Friedrich Weinreb (1910 – 1988) hat in allen seinen Büchern versucht, das Geheimnis von Transzendenz und Immanenz, vom Zeiträumlichen und Ewigen, von Jenseits und Diesseits, von Himmel und Erde, aus der Ursprache des Hebräischen her zu verstehen. Für ihn ist das Ewige und der Ewige im Wort. Bis hinein in die einzelnen Buchstaben, die einen bestimmten Zahlenwert haben. Daher kommt das Wort „erzählen“. So heißt „Arche“ im Hebräischen „teba“; teba heißt aber zugleich auch „Wort“. Die Maße der Arche werden in hebräischen Buchstaben beschrieben, die denselben Zahlenwert wie „Sprache“ haben. „Etwas, das Leben aus der einen Welt in eine andere Welt hinübertragen muss, heißt selbst ‚Wort‘ und es werden ihm Maße gegeben, die das Wort ‚Sprache bilden.“ (Weinreb, 446)

Die hebräische Sprache ist eine reine Konsonantensprache. Es gibt keine Vokale. Es gibt 22  Buchstaben. Der erste Buchstabe ist das Alef – und der wird gar nicht gesprochen! Er wird zwar gesehen und gelesen, aber nicht gesprochen. Der erste Buchstabe der Bibel ist nicht Alef, sondern Beth! Damit wird in der Sprache deutlich, dass die Rede von Gott eigentlich unaussprechbar ist, Gott ist und bleibt im Verborgenen, so wie im Judentum auch der Name Gottes nie ausgesprochen wird. 

In den ersten beiden Buchstaben des hebräischen Alphabets, Alef und Beth liegt der „Urtraum des Wortes“ (Baer, 149). Zusammen ergeben sie ab, Vater. Die affektive Form ist abba. Abba ist das Wort, das der Heilige Geist in uns ruft (Gal 4,6) und der Name, mit dem Jesus seinen Vater nennt. Alef und Beth, die unsichtbare Eins und die sichtbare Zwei, artikulieren zusammen das Wort „Vater“, Ur-Grund der Schöpfung. „Die Alef ist unhörbar, hat keinen Laut, ist nur ein Hauch, ein tiefes Schweigen, eine Einsamkeit. Aus diesem ewigen Schweigen wird das Haus Gottes gebildet, die Beth (‚Haus‘). Die Eins will lieben, und sie kann dies nur in der Zwei. Das aber besagt Bruch, Auseinanderfallen, Verlassenheit, Exil, Tod – aber auch Einswerden, Vereinigung, Glückseligkeit. Deshalb abba, von der Eins in die Zwei, von A zu B – aber dann zugleich auch wieder von der Zwei zurück in die Eins, von B zu A, in die Auferstehung, ins Einswerden: abba. Dazu kommt, wie Weinreb hervorhebt, dass die Umkehrung von ab, also ba, auf Hebräisch ‚kommen‘ heißt“ (ebd., 150). Diese Struktur „erzählt“ auch das Gleichnis vom verlorenen Sohn: Der eine Sohn verlässt seinen Ursprung und verliert sich in der Zeit, bis er „umkehrt“ zurück zum Ursprung, wo nicht alles beim Alten bleibt, sondern neu wird, mit einem neuen Gewand.    
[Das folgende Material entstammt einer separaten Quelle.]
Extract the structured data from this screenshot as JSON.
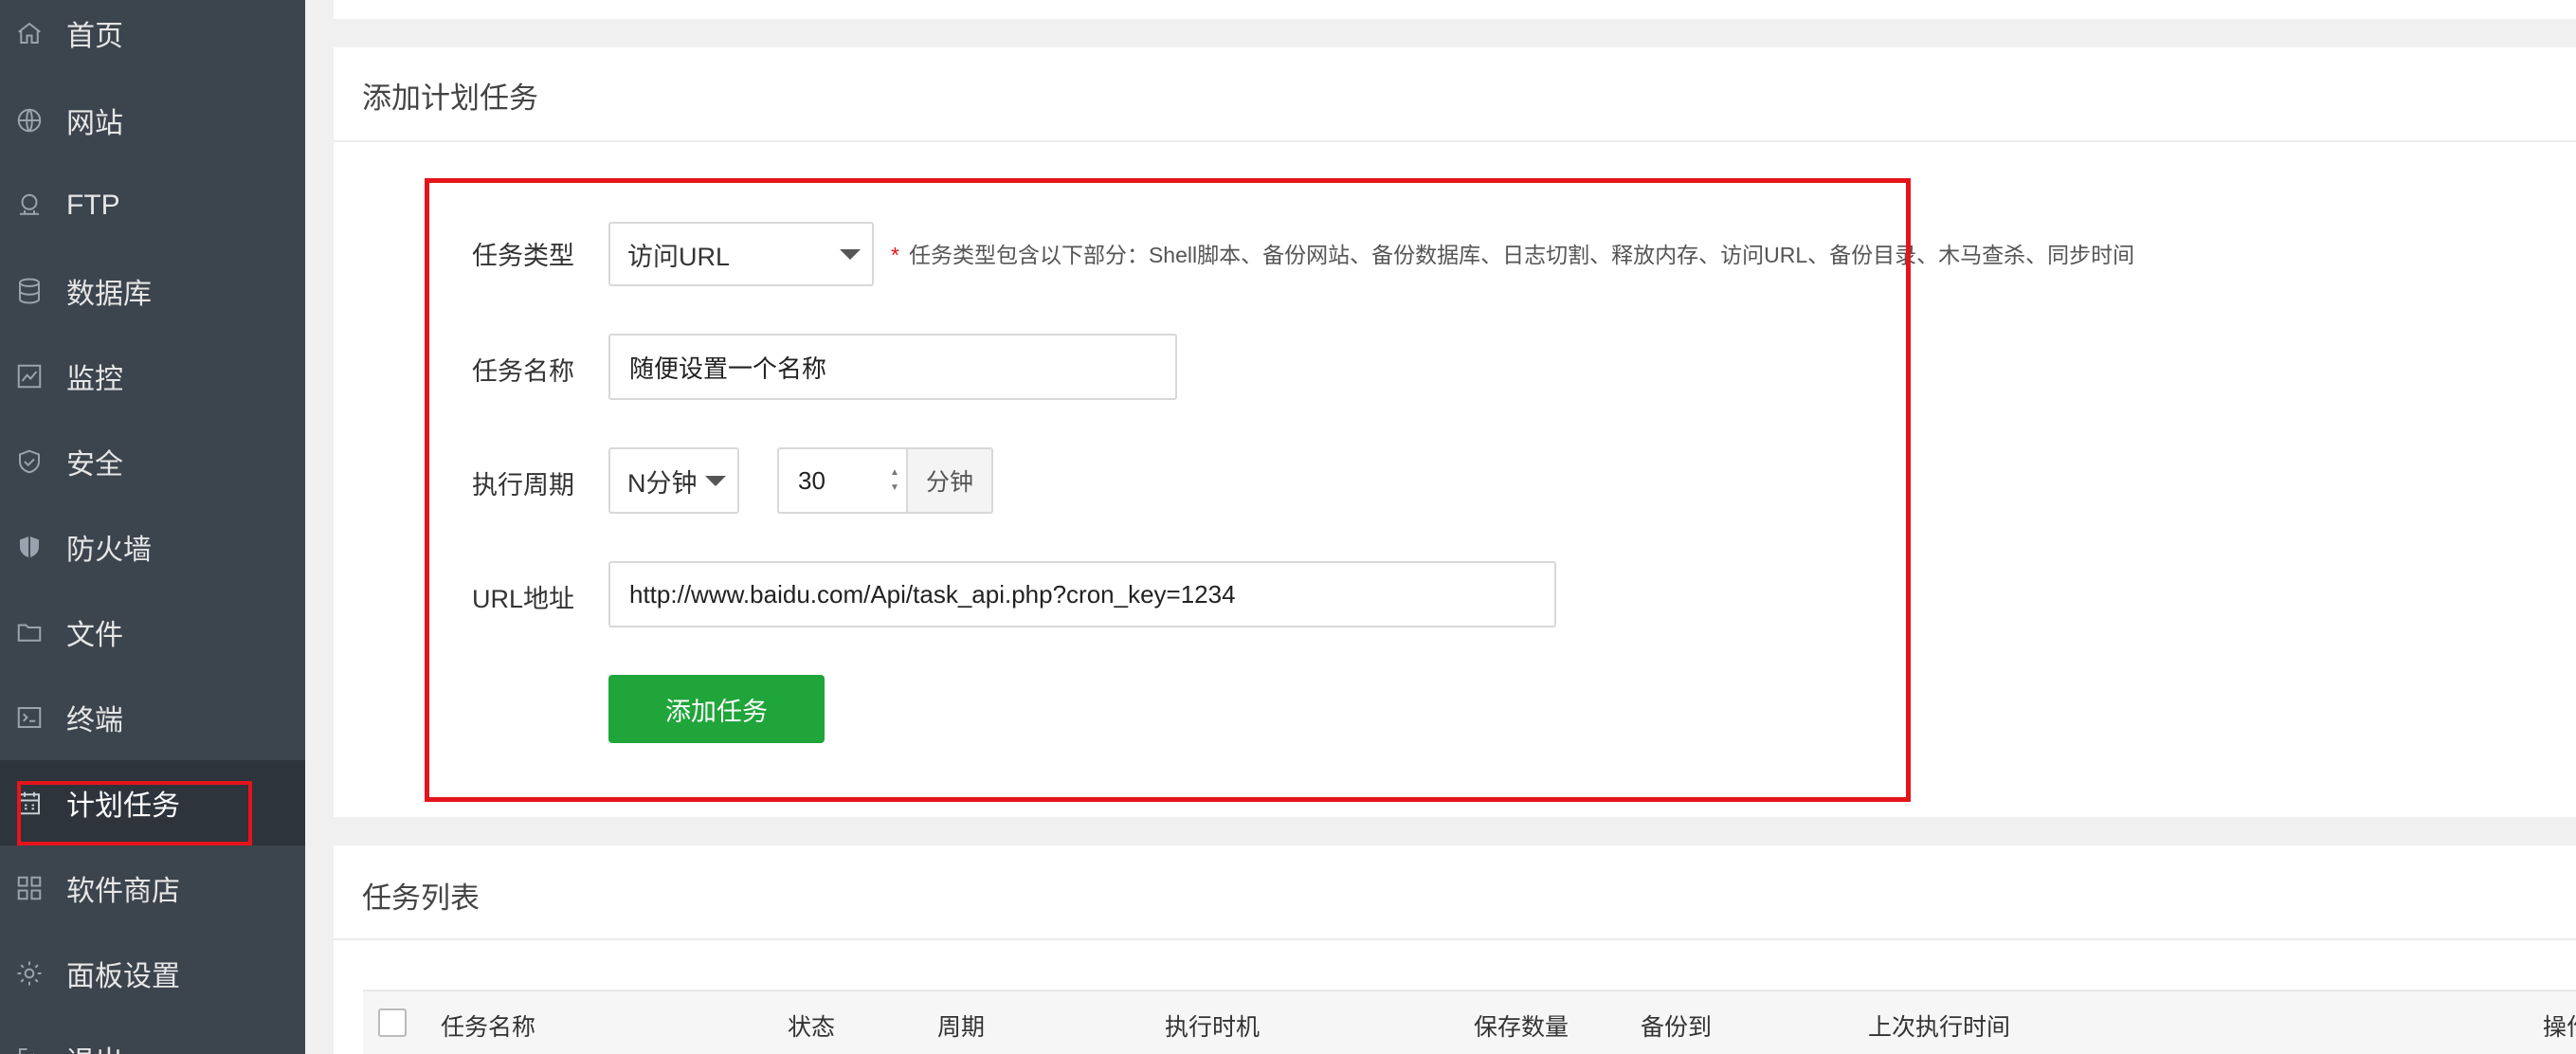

Für Weinreb ist die Sprache eine heilige Angelegenheit, denn sie kommt von „drüben“, vom Himmel her, in diese Welt hinein.“Drüben“ ist für Weinreb alles geistig Verborgene, das dem sinnlich Materiellen gegenübersteht. „Hebräer“ (ibri) heißt „von drüben“, „jenseitig“ (vgl. Weinreb, 517f.). Von „drüben“ kommt das Hebräische, die Sprache, so sagt es das Wort. Das Wort als Metapher erlaubt es dem menschlichen Geist, einen Übergang von der sinnlichen zur spirituellen Seite der Sprache zu machen. (vgl. Baer,18).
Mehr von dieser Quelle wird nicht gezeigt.